Uma mulher transexual internada à força em uma clínica psiquiátrica, por ordem da própria mãe, obteve o direito às medidas de proteção previstas na Lei Maria da Penha. O pedido foi formulado pela Defensoria Pública do Rio de Janeiro ao Juizado de Violência Doméstica e Familiar Contra a Mulher de São Gonçalo, onde a vítima reside com a sua companheira.
Pela decisão, proferida no último dia 26 de maio, a mãe, que não aceita a identidade de gênero e a orientação sexual da filha, está proibida de se aproximar dela dentro de um raio de 500 metros. A decisão também veda a mãe de tentar contato com a filha e determina a busca e apreensão de todos os objetos pessoais da vítima e da companheira dela que estão na casa da mãe.
A atuação conjunta dos órgãos da Defensoria Pública do Rio de Janeiro envolvidos na defesa dos direitos da mulher, em parceria com a Rede de Atendimento a Mulheres em Situação de Violência, garantiu essa pronta assistência.
Flávia Nascimento, defensora de São Gonçalo, tomou conhecimento da agressão à jovem no sábado dia 20 de maio, por meio da Rede de Atendimento. As providências adotadas pela defensora naquele mesmo dia foram fundamentais para que o caso fosse tratado com base na Lei Maria da Penha ainda na delegacia e, assim, levado ao Juizado de Violência Doméstica e Familiar Contra a Mulher.

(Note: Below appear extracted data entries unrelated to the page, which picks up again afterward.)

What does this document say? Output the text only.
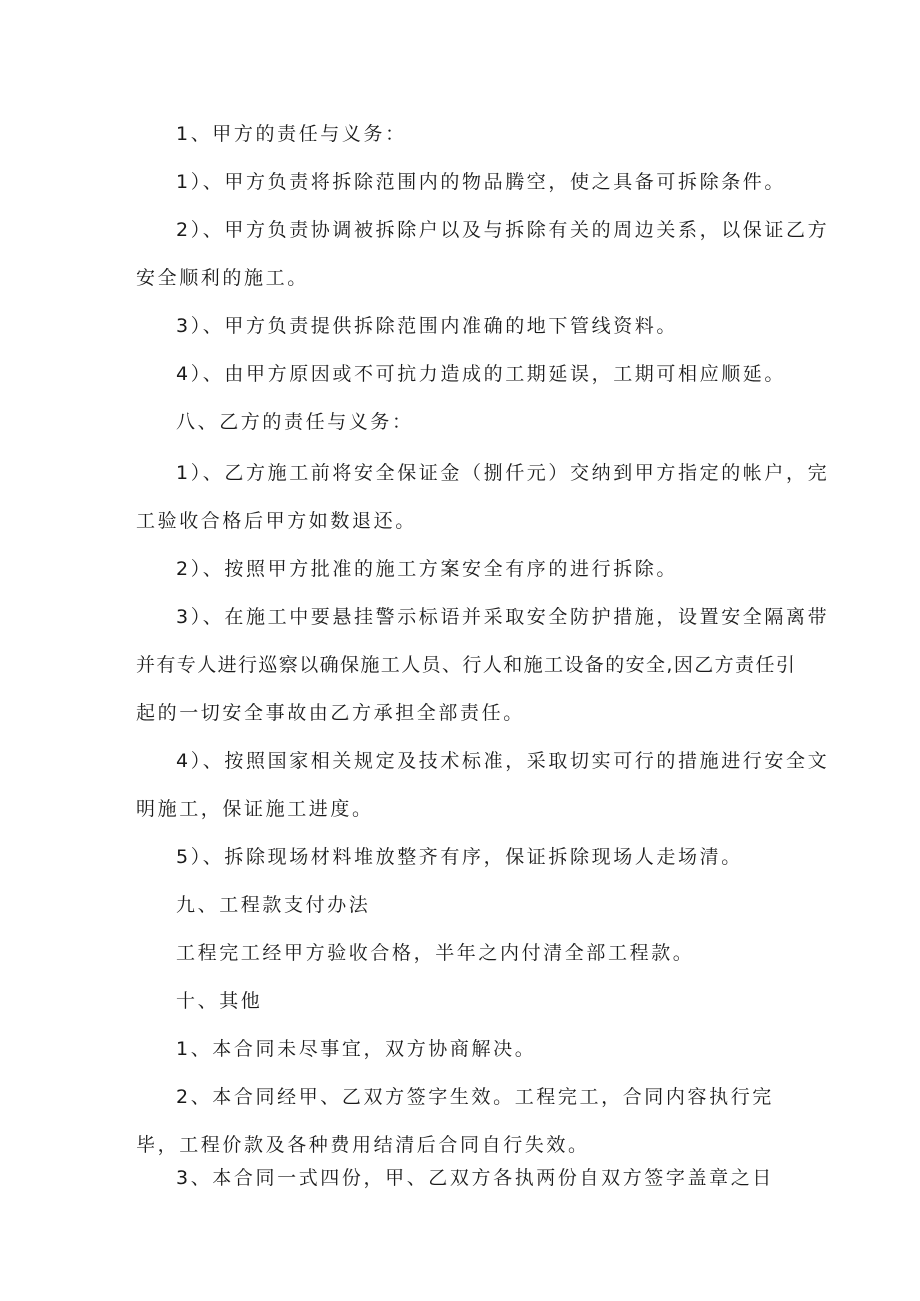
1、甲方的责任与义务：
1）、甲方负责将拆除范围内的物品腾空，使之具备可拆除条件。
2）、甲方负责协调被拆除户以及与拆除有关的周边关系，以保证乙方
安全顺利的施工。
3）、甲方负责提供拆除范围内准确的地下管线资料。
4）、由甲方原因或不可抗力造成的工期延误，工期可相应顺延。
八、乙方的责任与义务：
1）、乙方施工前将安全保证金（捌仟元）交纳到甲方指定的帐户，完
工验收合格后甲方如数退还。
2）、按照甲方批准的施工方案安全有序的进行拆除。
3）、在施工中要悬挂警示标语并采取安全防护措施，设置安全隔离带
并有专人进行巡察以确保施工人员、行人和施工设备的安全,因乙方责任引
起的一切安全事故由乙方承担全部责任。
4）、按照国家相关规定及技术标准，采取切实可行的措施进行安全文
明施工，保证施工进度。
5）、拆除现场材料堆放整齐有序，保证拆除现场人走场清。
九、工程款支付办法
工程完工经甲方验收合格，半年之内付清全部工程款。
十、其他
1、本合同未尽事宜，双方协商解决。
2、本合同经甲、乙双方签字生效。工程完工，合同内容执行完
毕，工程价款及各种费用结清后合同自行失效。
3、本合同一式四份，甲、乙双方各执两份自双方签字盖章之日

A coordenação de Defesa dos Direitos da Mulher e o Núcleo de Defesa dos Direitos Homoafetivos e Diversidade Sexual da Defensoria, coordenados pelas defensoras Arlanza Rebello e Lívia Casseres, também foram acionados.
Arlanza realizou atendimento emergencial com a vítima no domingo dia 21, ainda no abrigo para o qual ela fora encaminhada após ser liberada pela clínica psiquiátrica onde a mãe a internara. Ali foram prestadas todas as orientações à jovem e marcado o primeiro atendimento com as defensoras Flávia e Lívia. No dia seguinte, segunda-feira 22, as defensoras Flávia e Lívia ingressaram com a ação no juizado de São Gonçalo.
O juiz André Luiz Nicolitt, titular daquele juízo, deferiu as medidas de proteção previstas na Lei Maria da Penha, como requerido pelas defensoras. Na decisão, o juiz destacou que a “genitora da vítima desrespeitou gravemente a identidade de gênero assumida pela filha, internando-a em clínica de outro estado, privando-a do convívio com sua companheira e afastando-a dos demais entes familiares e de seus amigos”. Além de ter sido levada à força, a jovem foi sedada e teve os cabelos raspados.
– A Lei Maria da Penha cuidou da violência baseada no gênero e não vemos qualquer impossibilidade de que o sujeito ativo do crime possa ser uma mulher. Isso porque a cultura machista e patriarcal se estruturou de tal forma e com tamanho poder de dominação que suas ideias foram naturalizadas na sociedade, inclusive por mulheres. Sendo assim, não raro, mulheres assumem comportamentos machistas e os reproduzem, assumindo o papel de opressor – escreveu o juiz.